Rachelle Pedroza , third grader from Grafenwoehr Elementary School, shows off her class harvest from Fall 2016. Students from Netzaberg, Grafenwoehr and Vilseck Elementary Schools are all participating in didactic gardening projects.

GRAFENWOEHR, Germany — Autumn is a time of harvest, and student farmers from Netzaberg, Grafenwoehr and Vilseck Elementary Schools are doing just that in their school gardens.


In gardens filled with flowers, vegetables, fruits and herbs, students are discovering where food comes from and what it takes to grow it before it reaches our tables.

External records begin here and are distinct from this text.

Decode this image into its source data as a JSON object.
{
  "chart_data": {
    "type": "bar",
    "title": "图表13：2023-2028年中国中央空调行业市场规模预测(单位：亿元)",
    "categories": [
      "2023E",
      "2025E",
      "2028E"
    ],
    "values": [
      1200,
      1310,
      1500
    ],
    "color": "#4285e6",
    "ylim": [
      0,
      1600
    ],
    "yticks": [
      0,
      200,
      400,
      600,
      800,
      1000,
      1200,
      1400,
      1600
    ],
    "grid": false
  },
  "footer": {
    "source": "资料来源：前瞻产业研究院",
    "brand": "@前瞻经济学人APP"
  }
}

School gardens are more than just dirt and plants, they are a wealth of hands-on learning and life lessons about science, nutrition, math, nature and much more. Luckily for many USAG Bavaria schools, students have access to these soil-filled learning hotspots. Teachers are finding creative ways to incorporate their valuable lessons in the classroom.


“Learning how to garden is a life skill, and it is important for the students to know it takes seeds to grow something you can eat, that food doesn’t just come from super markets but from the earth,” said Elfriede Kean, the Host Nation teacher at Grafenwoehr Elementary.

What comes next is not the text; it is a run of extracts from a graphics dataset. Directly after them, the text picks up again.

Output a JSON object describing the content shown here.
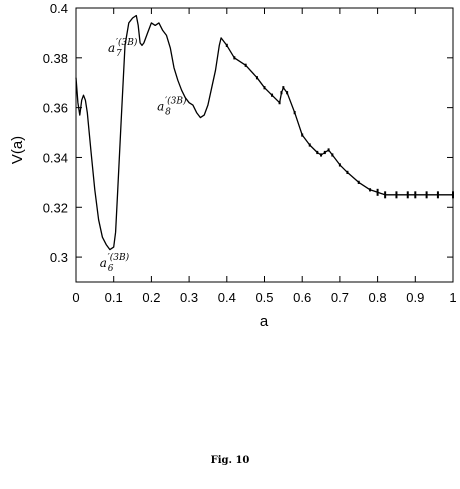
{
  "caption": "Fig. 10",
  "chart_data": {
    "type": "line",
    "xlabel": "a",
    "ylabel": "V(a)",
    "xlim": [
      0,
      1
    ],
    "ylim": [
      0.29,
      0.4
    ],
    "x_ticks": [
      "0",
      "0.1",
      "0.2",
      "0.3",
      "0.4",
      "0.5",
      "0.6",
      "0.7",
      "0.8",
      "0.9",
      "1"
    ],
    "y_ticks": [
      "0.3",
      "0.32",
      "0.34",
      "0.36",
      "0.38",
      "0.4"
    ],
    "grid": false,
    "series": [
      {
        "x": [
          0.0,
          0.005,
          0.01,
          0.015,
          0.02,
          0.025,
          0.03,
          0.04,
          0.05,
          0.06,
          0.07,
          0.08,
          0.09,
          0.1,
          0.105,
          0.11,
          0.12,
          0.13,
          0.14,
          0.15,
          0.16,
          0.165,
          0.17,
          0.175,
          0.18,
          0.19,
          0.2,
          0.21,
          0.22,
          0.23,
          0.24,
          0.25,
          0.26,
          0.27,
          0.28,
          0.29,
          0.3,
          0.31,
          0.32,
          0.33,
          0.34,
          0.35,
          0.36,
          0.37,
          0.38,
          0.385,
          0.39,
          0.4,
          0.42,
          0.45,
          0.48,
          0.5,
          0.52,
          0.54,
          0.545,
          0.55,
          0.56,
          0.58,
          0.6,
          0.62,
          0.64,
          0.65,
          0.66,
          0.67,
          0.68,
          0.7,
          0.72,
          0.75,
          0.78,
          0.8,
          0.82,
          0.85,
          0.88,
          0.9,
          0.93,
          0.96,
          1.0
        ],
        "y": [
          0.372,
          0.362,
          0.357,
          0.363,
          0.365,
          0.363,
          0.358,
          0.342,
          0.327,
          0.315,
          0.308,
          0.305,
          0.303,
          0.304,
          0.31,
          0.325,
          0.355,
          0.385,
          0.394,
          0.396,
          0.397,
          0.393,
          0.386,
          0.385,
          0.386,
          0.39,
          0.394,
          0.393,
          0.394,
          0.391,
          0.389,
          0.384,
          0.376,
          0.371,
          0.367,
          0.364,
          0.362,
          0.361,
          0.358,
          0.356,
          0.357,
          0.361,
          0.368,
          0.375,
          0.385,
          0.388,
          0.387,
          0.385,
          0.38,
          0.377,
          0.372,
          0.368,
          0.365,
          0.362,
          0.366,
          0.368,
          0.366,
          0.358,
          0.349,
          0.345,
          0.342,
          0.341,
          0.342,
          0.343,
          0.341,
          0.337,
          0.334,
          0.33,
          0.327,
          0.326,
          0.325,
          0.325,
          0.325,
          0.325,
          0.325,
          0.325,
          0.325
        ]
      }
    ],
    "annotations": [
      {
        "main": "a",
        "sup": "′(3B)",
        "sub": "6",
        "x": 0.1,
        "y": 0.3
      },
      {
        "main": "a",
        "sup": "′(3B)",
        "sub": "7",
        "x": 0.175,
        "y": 0.384
      },
      {
        "main": "a",
        "sup": "′(3B)",
        "sub": "8",
        "x": 0.3,
        "y": 0.362
      }
    ]
  }
}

Kean is one of many teachers who maintains and uses the garden that was built with the help of the Directorate of Public Works.


At Grafenwoehr Elementary School, students investigate gardening through reading and internet research before digging in the earth. Student’s prep their raised garden beds and use their math skills by measuring the area of the beds, calculating the number of plants capable of growing in that area, weeding the beds and preparing the soil. Elfriede Kean’s class even learned about plant friends, compatible plant species that help fend off insects and nourish the soil when grown next to each other.


The ultimate reward of gardening for the students is eating their fresh harvest.


Grafenwoehr Elementary School has been busy reaping the benefits of gardening. Terri Sobey’s fifth grade class planted, grew and harvested potatoes. With the harvest she made a tasty potato soup for the students to enjoy. Lance Hooker’s third grade class grew and ate kohlrabi, a root vegetable commonly used here in Germany and one that many students had previously never tasted.


“I thought it was pretty cool to be beautifying the garden and the school. We had to work the soil, move the mulch out of the way. Then we sowed the seeds, and we waited. We got to eat the corn we planted. It tasted fresh and way better than frozen corn” said Grafenwoehr Elementary School fifth grader Brett Faraason.


When asked about the effort he put in and the work of growing a garden, Brett answered “It was worth it.”


The Netzaberg Elementary School after-school Garden Club allows students of all ages to get their hands dirty. Grades third through fifth work with the garden in the fall, and first and second grade tend it in the spring. They grow beets and zucchini as well as lettuces, radishes and even the edible flower English marigold, Calendula officinalis. This past spring, the Netzaberg Garden Club harvested their yields to prepare and eat a nutritious salad.


Research and experiments are not just for laboratories.


Netzaberg Elementary School teacher Sandee Roberts has students grow a Tulip Science Garden to conduct research. Students study the needs of growing plants, predict and measure plant growth, record the weather and soil temperature to determine their effect on growth, and graph and interpret their results. Once the tulips have bloomed, they dissect them to explore their intricate parts and how they work together to function.


At Vilseck Elementary School, one teacher caught the gardening bug after realizing her students did not know the journey from seed to plant.


“We were reading books about pumpkins, farming, migrant workers, and picking out pumpkins from the pumpkin delivery man. We had very rich discussions in my class and I realized that none of my kids understood what it was like to till the earth, compost, or planting complications that arise from farming or gardening. Thus, a teaching moment was born” said teacher Janet Nell.


She put her ideas into action.


“I invited a guest speaker, Mr. Henk, to help us put together a pumpkin patch. Wow, I was surprised and amazed by the results. The first thing we did was cut sod. That could have been a lesson and STEAM project on its own. The kids were so amazed by how easy it was to cut sod and were enthralled about the amount of worms under a small patch of soil. Lastly, when we were done, three children spontaneously told me they wanted to start gardens of their own at home and compost. Hopefully, this is a lifelong lesson and gardening becomes a strong need in our community. I hope more teachers get the gardener bug too!”